The New York Yankees need to spend money. Yes. I seriously just said that about the team that has historically spent more money than any other franchise in the sport.
The Yankees were bounced out of the ALCS by the Houston Astros for the second time in three years last month, and while there were a lot of factors at play in New York’s loss, one thing that really stood out was the Yanks’ lack of starting pitching.
Outside of Masahiro Tanaka, who is a playoff warrior, the Yankees don’t really have any reliable starters in the postseason.
James Paxton is only decent. Luis Severino is talented, but he doesn’t exactly have the best playoff track record, and he missed most of 2019 with arm trouble, anyway. CC Sabathia is retiring. J.A. Happ is, well, J.A. Happ.
For all of the talk about how much New York spends, it hasn’t really opened its checkbook for a starting pitcher in quite some time.
To be fair, Brian Cashman has done an incredible job. He has assembled a heck of a ballclub that has won 100 games in back-to-back years and should undeniably be a World Series contender next season.
Heck, if the Astros end up losing Gerrit Cole this winter, the Yankees should probably be World Series favorites.
But as great as Cashman has been, he has still failed to get his team what it needs most: a front line starter.
Last offseason, the Yanks acquired Paxton in a trade with the Seattle Mariners and didn’t do much else to address the starting rotation. It re-signed Happ, a move that proved to be a bust. Otherwise, that was pretty much it.

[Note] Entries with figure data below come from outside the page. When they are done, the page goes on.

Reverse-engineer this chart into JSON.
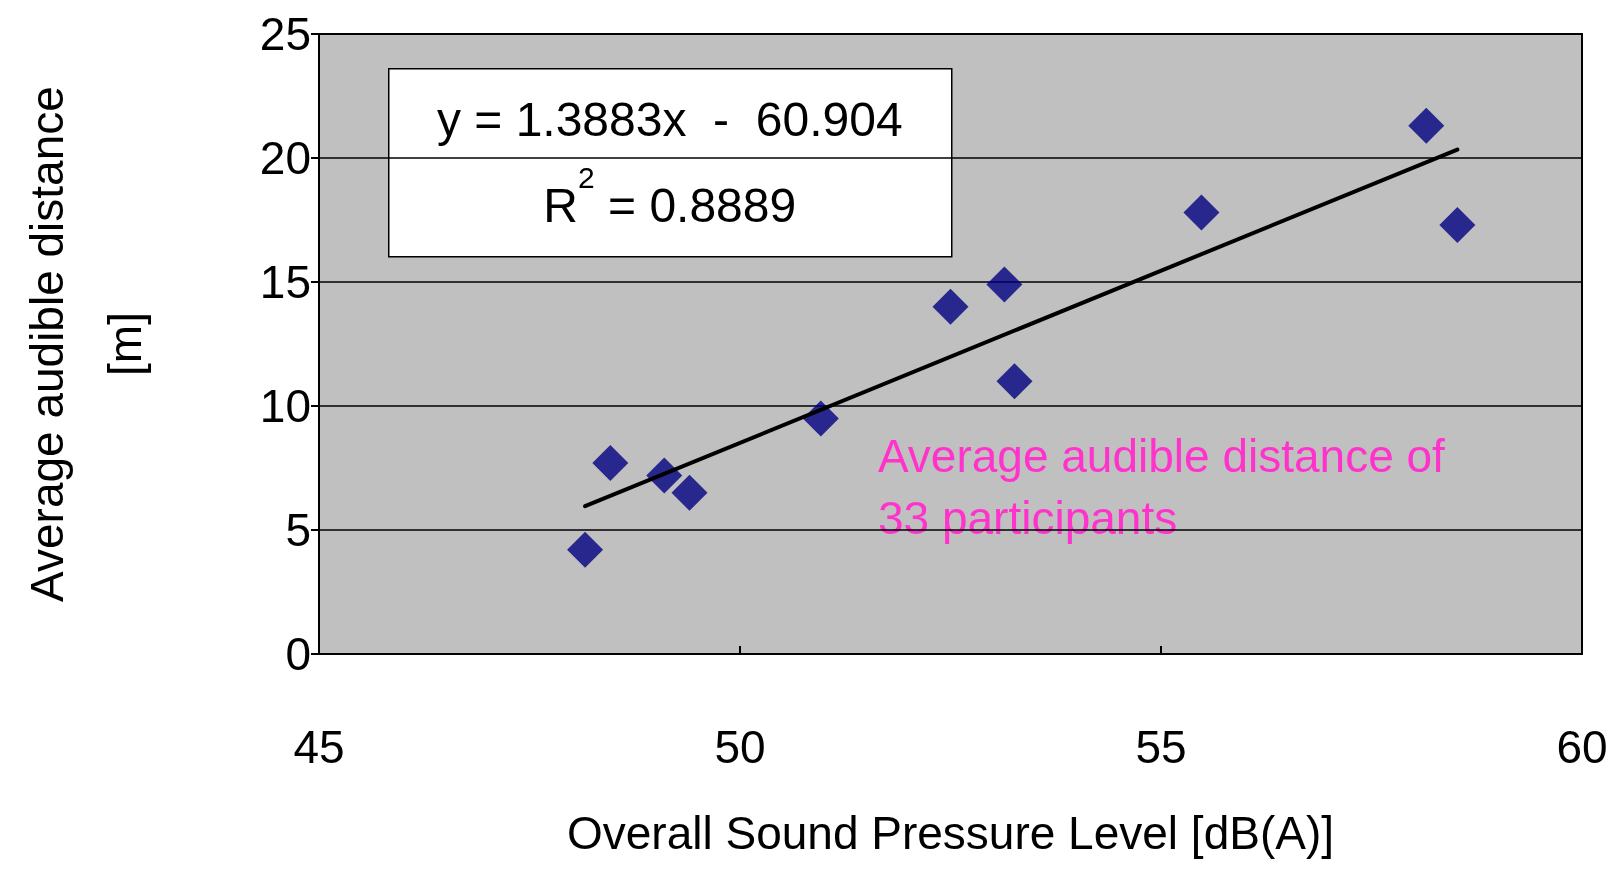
{
  "chart_data": {
    "type": "scatter",
    "xlabel": "Overall Sound Pressure Level [dB(A)]",
    "ylabel": "Average audible distance\n[m]",
    "xlim": [
      45,
      60
    ],
    "xticks": [
      45,
      50,
      55,
      60
    ],
    "ylim": [
      0,
      25
    ],
    "yticks": [
      0,
      5,
      10,
      15,
      20,
      25
    ],
    "grid": "y",
    "marker": "diamond",
    "series": [
      {
        "color": "#000080",
        "x": [
          48.16,
          48.46,
          49.1,
          49.4,
          50.96,
          52.5,
          53.14,
          53.26,
          55.48,
          58.15,
          58.52
        ],
        "values": [
          4.2,
          7.7,
          7.2,
          6.5,
          9.5,
          14.0,
          14.9,
          11.0,
          17.8,
          21.3,
          17.3
        ]
      },
      {
        "type": "line",
        "color": "#000000",
        "marker": "none",
        "line_style": "solid",
        "x": [
          48.16,
          58.52
        ],
        "values": [
          5.96,
          20.34
        ]
      }
    ],
    "annotations": [
      "y = 1.3883x  -  60.904",
      "R$^{2}$ = 0.8889",
      "Average audible distance of\n33 participants"
    ]
  }
}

To be fair, it’s not like Cashman had a ton of options available, but don’t tell that to Yankees fans, who expect greatness year in and year out (even though the Yanks have won just one World Series since 2001, but I digress).
This winter, however, Cashman will have options. Plenty of them.
There is Cole. There is Stephen Strasburg. There is Madison Bumgarner. There are numerous other really good starters who aren’t necessarily big names, like Hyun-Jin Ryu and Jake Odorizzi.
Basically, Cashman has a plethora of choices on his plate this time around, and if he once again does not get what his team needs, it won’t look very good in the eyes of the New York faithful nor the media.
The thing with the Yankees is that they really are just one or two pieces away from being a juggernaut. Health provided, of course.
Just look at the lineup. Giancarlo Stanton. Aaron Judge. Gleyber Torres. D.J. Lemahieu. The list goes on and on, not to mention the fact that New York’s bullpen is also nails.
Now, to be fair, Stanton missed just about all of this season, and Judge was sidelined for a good portion of 2018 and 2019. But assuming those two guys are healthy, the Yanks’ lineup should be lethal in 2020.
Still, without elite starting pitching, it might not matter how great the Yankees’ offense is.
Pitching wins championships. It has been proven time and time again.
And look: I get the analytics movement. I like analytics myself, and they certainly should play a role in how a front office evaluates talent and build its team. But relying too heavily on them can spell disaster.
Just ask Billy Beane.
That’s what Cashman seems to be doing at the moment. It’s exactly why he went out and acquired a strikeout artist in Paxton last year without having to pay through the nose for a legitimate ace.
Of course, owner Hal Steinbrenner has been controlling costs, as well, very much unlike his late father, George, but I also find it somewhat hard to believe that he would not be okay with the Yankees spending on a top-of-the-line starter when the team desperately needs one.
The point is that the Yanks have been consistently failing to reach their ultimate goal since 2010, and over the past three years, it’s obvious that they have been outclassed by an Astros team that was willing to go out and land Justin Verlander and Cole, not to mention Zack Greinke (who admittedly did not want to play in New York).
The Yankees can’t keep allowing this to happen. Not with such an impressive nucleus of talent that could develop into a dynasty so long as Cashman makes the right moves over the next couple of years.
But it starts this offseason, and it starts with biting the bullet and paying up for a starting pitcher.
Cole, Strasburg, Bumgarner, whoever. The Yankees need to get somebody, and it might be time to start valuing results and playoff acumen over analytics for a change.